Kürzlich gab es in der deutschen Presse anlässlich der unvorsichtigen Aussage des AfD-Politikers Maximilian Krah, manche SS-Leute hätten aus idealistischen Motiven gehandelt, eine heftige Polemik. Ich vermute, Hannah Arendt hätte Krah recht gegeben. Auch ich selbst konnte mich nie anfreunden mit der Vorstellung, es habe in Mitteleuropa vor 80 Jahren Millionen von Psychopathen gegeben. Ich zögere gewöhnlich, große Gruppen von Menschen zu dämonisieren. Mein grundsätzliches Vertrauen in das Menschengeschlecht hat mich sogar zum Opfer eines großen Betrugs werden lassen. Ich werde für die Betrüger beten, anstatt meinem verlorenen Geld lange nachzutrauern.
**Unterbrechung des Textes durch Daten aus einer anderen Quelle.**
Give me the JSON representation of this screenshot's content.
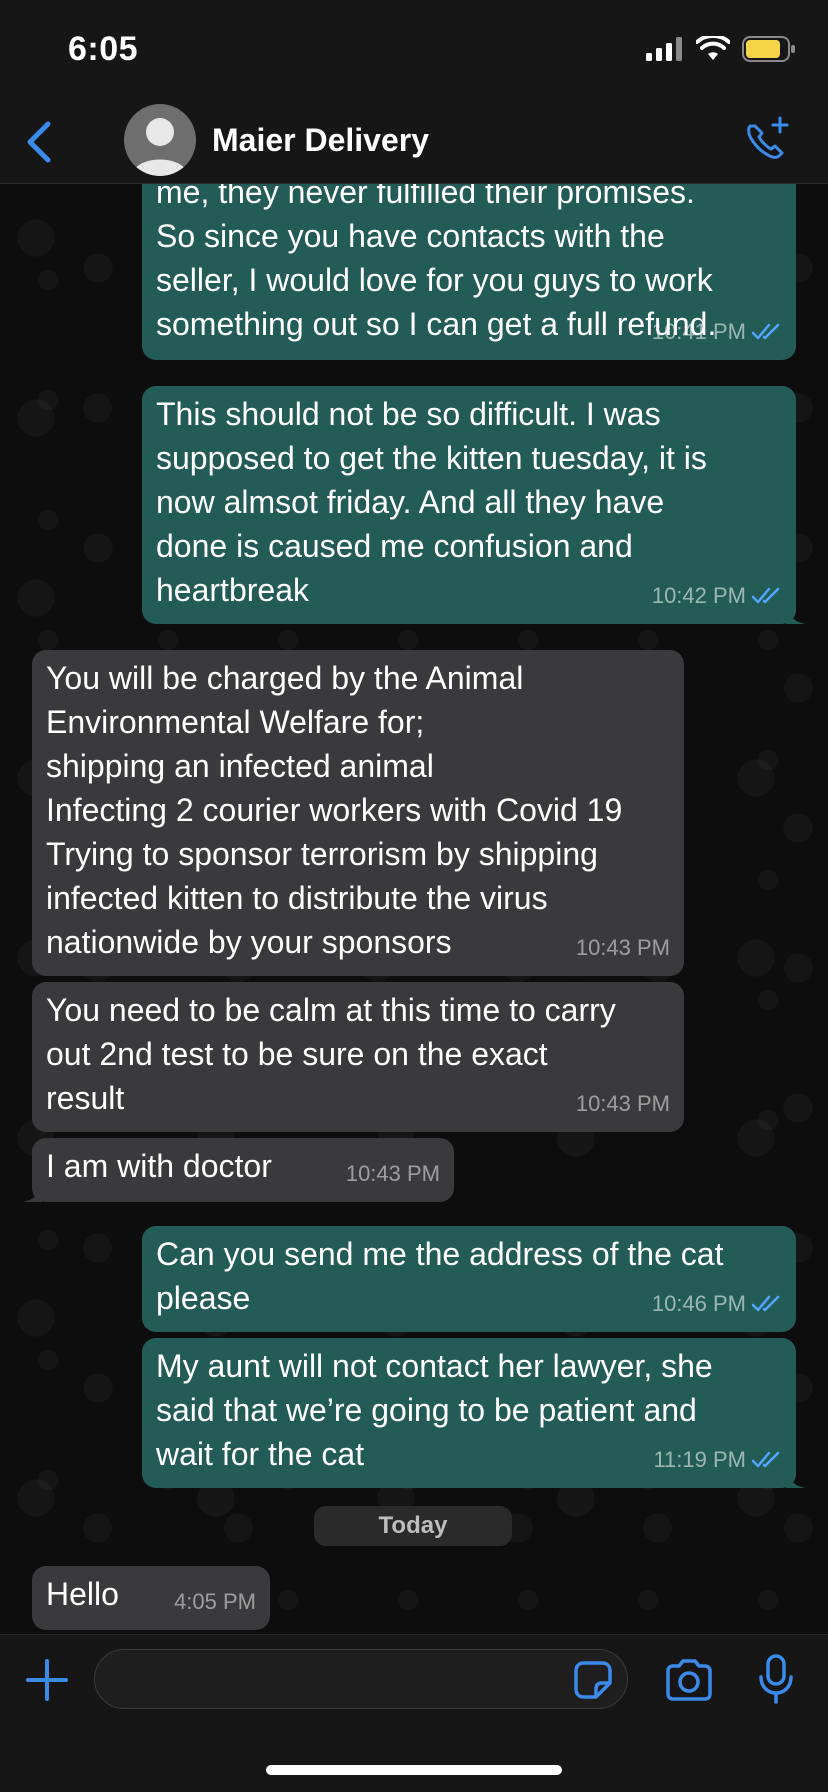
{
  "status_bar": {
    "time": "6:05"
  },
  "header": {
    "contact_name": "Maier Delivery"
  },
  "messages": [
    {
      "direction": "outgoing",
      "text": "me, they never fulfilled their promises.\nSo since you have contacts with the\nseller, I would love for you guys to work\nsomething out so I can get a full refund.",
      "time": "10:41 PM",
      "read": true
    },
    {
      "direction": "outgoing",
      "text": "This should not be so difficult. I was\nsupposed to get the kitten tuesday, it is\nnow almsot friday. And all they have\ndone is caused me confusion and\nheartbreak",
      "time": "10:42 PM",
      "read": true
    },
    {
      "direction": "incoming",
      "text": "You will be charged by the Animal\nEnvironmental Welfare for;\nshipping an infected animal\nInfecting 2 courier workers with Covid 19\nTrying to sponsor terrorism by shipping\ninfected kitten to distribute the virus\nnationwide by your sponsors",
      "time": "10:43 PM"
    },
    {
      "direction": "incoming",
      "text": "You need to be calm at this time to carry\nout 2nd test to be sure on the exact\nresult",
      "time": "10:43 PM"
    },
    {
      "direction": "incoming",
      "text": "I am with doctor",
      "time": "10:43 PM"
    },
    {
      "direction": "outgoing",
      "text": "Can you send me the address of the cat\nplease",
      "time": "10:46 PM",
      "read": true
    },
    {
      "direction": "outgoing",
      "text": "My aunt will not contact her lawyer, she\nsaid that we’re going to be patient and\nwait for the cat",
      "time": "11:19 PM",
      "read": true
    },
    {
      "direction": "incoming",
      "text": "Hello",
      "time": "4:05 PM"
    }
  ],
  "date_separator": "Today",
  "composer": {
    "placeholder": ""
  },
  "colors": {
    "accent": "#3b8beb",
    "outgoing_bubble": "#235c57",
    "incoming_bubble": "#3a3a3c",
    "read_check": "#53a6fd"
  },
  "icons": [
    "back-chevron-icon",
    "avatar-placeholder-icon",
    "add-call-icon",
    "plus-icon",
    "sticker-icon",
    "camera-icon",
    "microphone-icon"
  ]
}
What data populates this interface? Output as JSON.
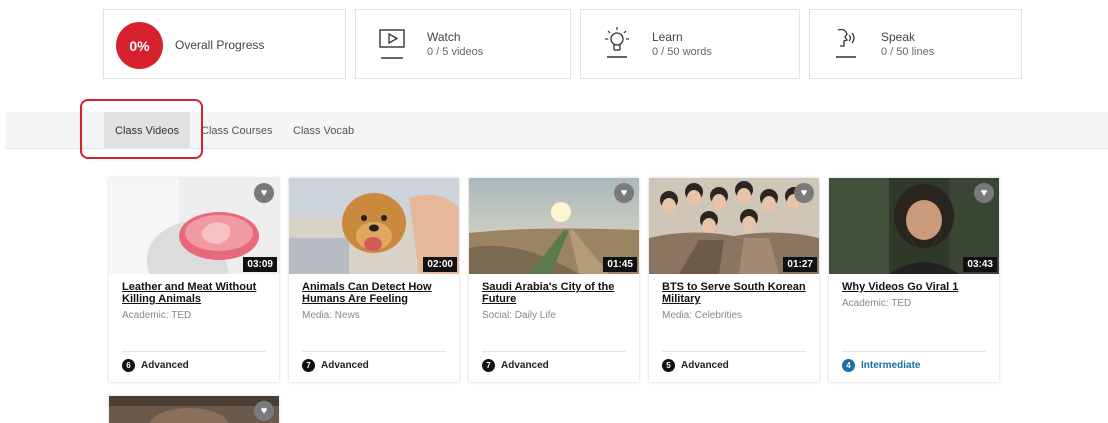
{
  "progress": {
    "overall": {
      "percent": "0%",
      "label": "Overall Progress",
      "color": "#d6202e"
    },
    "watch": {
      "label": "Watch",
      "sub": "0 / 5 videos",
      "icon": "video-play-icon"
    },
    "learn": {
      "label": "Learn",
      "sub": "0 / 50 words",
      "icon": "lightbulb-icon"
    },
    "speak": {
      "label": "Speak",
      "sub": "0 / 50 lines",
      "icon": "speaking-head-icon"
    }
  },
  "tabs": [
    {
      "label": "Class Videos",
      "active": true
    },
    {
      "label": "Class Courses",
      "active": false
    },
    {
      "label": "Class Vocab",
      "active": false
    }
  ],
  "videos": [
    {
      "title": "Leather and Meat Without Killing Animals",
      "category": "Academic: TED",
      "duration": "03:09",
      "level_num": "6",
      "level": "Advanced"
    },
    {
      "title": "Animals Can Detect How Humans Are Feeling",
      "category": "Media: News",
      "duration": "02:00",
      "level_num": "7",
      "level": "Advanced"
    },
    {
      "title": "Saudi Arabia's City of the Future",
      "category": "Social: Daily Life",
      "duration": "01:45",
      "level_num": "7",
      "level": "Advanced"
    },
    {
      "title": "BTS to Serve South Korean Military",
      "category": "Media: Celebrities",
      "duration": "01:27",
      "level_num": "5",
      "level": "Advanced"
    },
    {
      "title": "Why Videos Go Viral 1",
      "category": "Academic: TED",
      "duration": "03:43",
      "level_num": "4",
      "level": "Intermediate"
    }
  ],
  "colors": {
    "accent": "#d6202e",
    "intermediate": "#1b6fa3"
  }
}
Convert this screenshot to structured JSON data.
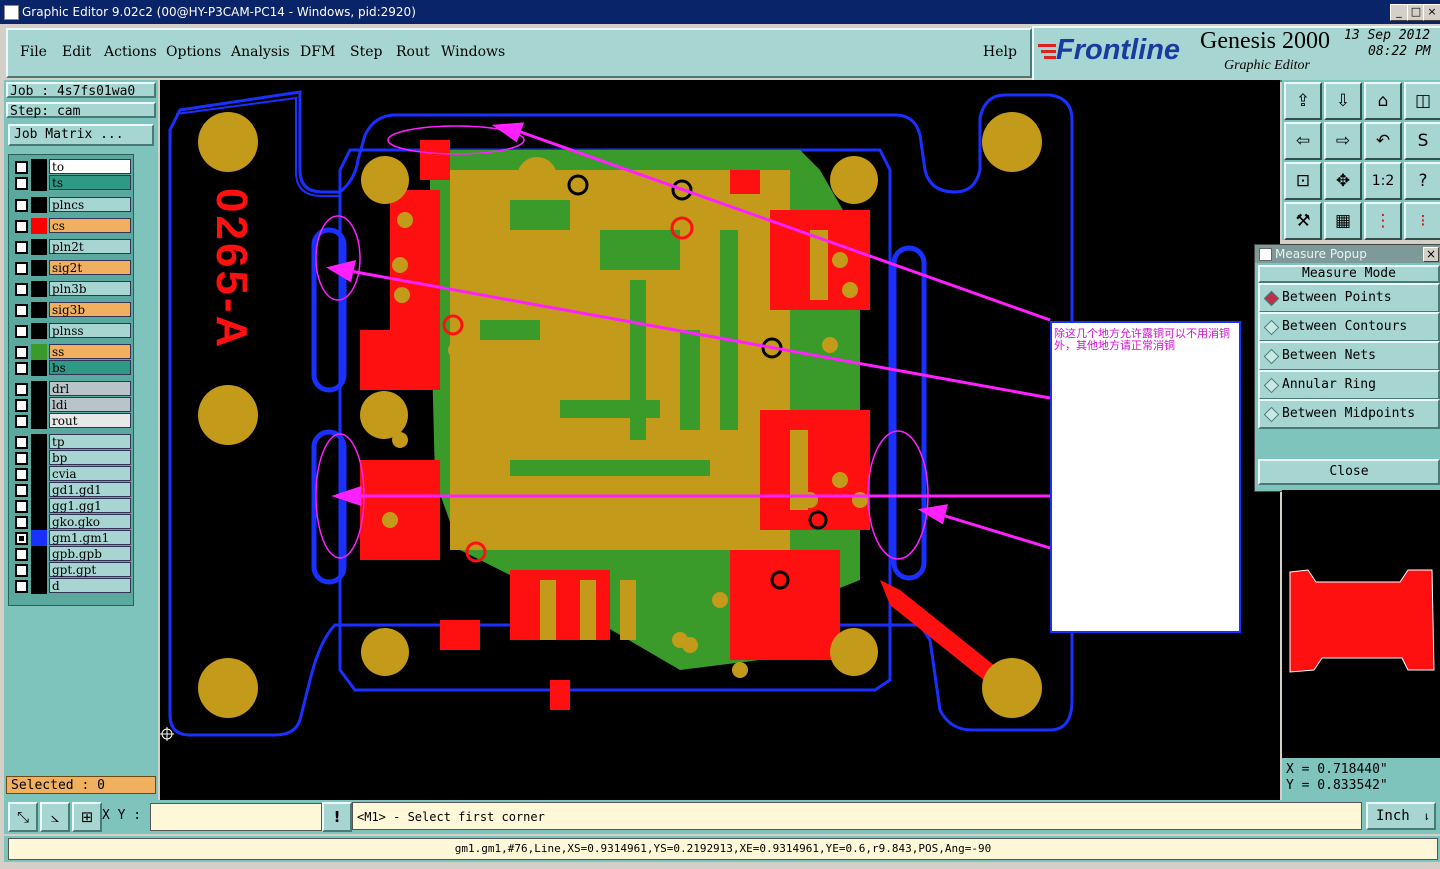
{
  "window": {
    "title": "Graphic Editor 9.02c2 (00@HY-P3CAM-PC14 - Windows, pid:2920)"
  },
  "menu": [
    "File",
    "Edit",
    "Actions",
    "Options",
    "Analysis",
    "DFM",
    "Step",
    "Rout",
    "Windows"
  ],
  "help_label": "Help",
  "brand": {
    "logo": "Frontline",
    "product": "Genesis 2000",
    "subtitle": "Graphic Editor",
    "date": "13 Sep 2012",
    "time": "08:22 PM"
  },
  "job": {
    "job_label": "Job : 4s7fs01wa0",
    "step_label": "Step: cam",
    "matrix_button": "Job Matrix ..."
  },
  "layers": [
    {
      "name": "to",
      "color": "#ffffff",
      "swatch": "#000000",
      "state": "editable"
    },
    {
      "name": "ts",
      "color": "#2e9a86",
      "swatch": "#000000"
    },
    {
      "name": "plncs",
      "color": "#a7d6d2",
      "swatch": "#000000"
    },
    {
      "name": "cs",
      "color": "#f0b060",
      "swatch": "#ff0000"
    },
    {
      "name": "pln2t",
      "color": "#a7d6d2",
      "swatch": "#000000"
    },
    {
      "name": "sig2t",
      "color": "#f0b060",
      "swatch": "#000000"
    },
    {
      "name": "pln3b",
      "color": "#a7d6d2",
      "swatch": "#000000"
    },
    {
      "name": "sig3b",
      "color": "#f0b060",
      "swatch": "#000000"
    },
    {
      "name": "plnss",
      "color": "#a7d6d2",
      "swatch": "#000000"
    },
    {
      "name": "ss",
      "color": "#f0b060",
      "swatch": "#3a9a2a"
    },
    {
      "name": "bs",
      "color": "#2e9a86",
      "swatch": "#000000"
    },
    {
      "name": "drl",
      "color": "#b8c4c8",
      "swatch": "#000000"
    },
    {
      "name": "ldi",
      "color": "#b8c4c8",
      "swatch": "#000000"
    },
    {
      "name": "rout",
      "color": "#e8e8e8",
      "swatch": "#000000"
    },
    {
      "name": "tp",
      "color": "#a7d6d2",
      "swatch": "#000000"
    },
    {
      "name": "bp",
      "color": "#a7d6d2",
      "swatch": "#000000"
    },
    {
      "name": "cvia",
      "color": "#a7d6d2",
      "swatch": "#000000"
    },
    {
      "name": "gd1.gd1",
      "color": "#a7d6d2",
      "swatch": "#000000"
    },
    {
      "name": "gg1.gg1",
      "color": "#a7d6d2",
      "swatch": "#000000"
    },
    {
      "name": "gko.gko",
      "color": "#a7d6d2",
      "swatch": "#000000"
    },
    {
      "name": "gm1.gm1",
      "color": "#a7d6d2",
      "swatch": "#1a30ff",
      "state": "work"
    },
    {
      "name": "gpb.gpb",
      "color": "#a7d6d2",
      "swatch": "#000000"
    },
    {
      "name": "gpt.gpt",
      "color": "#a7d6d2",
      "swatch": "#000000"
    },
    {
      "name": "d",
      "color": "#a7d6d2",
      "swatch": "#000000"
    }
  ],
  "selected_label": "Selected : 0",
  "board": {
    "silk_text": "0265-A",
    "note": "除这几个地方允许露铜可以不用消铜外，其他地方请正常消铜"
  },
  "measure": {
    "title": "Measure Popup",
    "mode_label": "Measure Mode",
    "options": [
      "Between Points",
      "Between Contours",
      "Between Nets",
      "Annular Ring",
      "Between Midpoints"
    ],
    "selected": 0,
    "close_label": "Close"
  },
  "coords": {
    "x": "X = 0.718440\"",
    "y": "Y = 0.833542\""
  },
  "bottom": {
    "xy_label": "X Y :",
    "xy_value": "",
    "prompt": "<M1> - Select first corner",
    "units": "Inch"
  },
  "status": "gm1.gm1,#76,Line,XS=0.9314961,YS=0.2192913,XE=0.9314961,YE=0.6,r9.843,POS,Ang=-90",
  "colors": {
    "panel": "#7fc4bc",
    "button": "#a7d6d2",
    "copper": "#c39a1a",
    "mask": "#3a9a2a",
    "red": "#ff1010",
    "outline": "#1a30ff",
    "annotation": "#ff20ff"
  }
}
Das würde mich ohnehin von meinen derzeitigen Lieblingsbeschäftigungen Lesen, Nachdenken und Schlafen abhalten.
Als die Menschen vor etwa 10.000 Jahren aufhörten, sich mit Jagen und Sammeln zu begnügen und zu Ackerbau und Viehzucht übergingen, sind sie sozusagen mit dem falschen Fuß in die Geschichte eingetreten. Im Christentum gilt dieser Schritt zu Recht als Ur- oder Erbsünde. Die Menschen konnten das viel beschwerlichere (und konfliktreichere) Dasein als Bauern nach der Theorie des bekannten Psychiaters Hans-Joachim Maaz nur ertragen, indem sie sich in ein falsches, das heißt kriegerisches Selbst auf der Grundlage der Verteidigung des künstlichen Privateigentums flüchten. Höhlenzeichnungen und die Ruinen befestigter Siedlungen geben Zeugnis von diesem Umbruch.
Der Versuch zur Rückkehr zum Jäger- und Sammler-Paradies, den das WEF mit dem Spruch „Du wirst nichts besitzen und glücklich sein“ nahelegt, wäre allerdings nur um den Preis von Milliarden von Menschenleben zu haben. Einen anderen, wenn auch nicht unbedingt bequemeren Weg weisen die Gebote der jüdischen und christlichen Religion, angefangen vom universellen Liebesgebot. Diese zeigen, wie auch auf der Verteidigung des Privateigentums fußende Gesellschaften zum Frieden gelangen können. Nach dem Römerbrief des Apostels Paulus müssen wir davon ausgehen, dass es so etwas gibt wie eine angeborene Moral, die auch den Heiden ins Herz geschrieben ist. Zu dieser klaren Schlussfolgerung ringt Rutger Bregman sich allerdings nicht durch. Dennoch ist das Buch für mich eines der anregendsten, die ich in den letzten Jahren gelesen habe.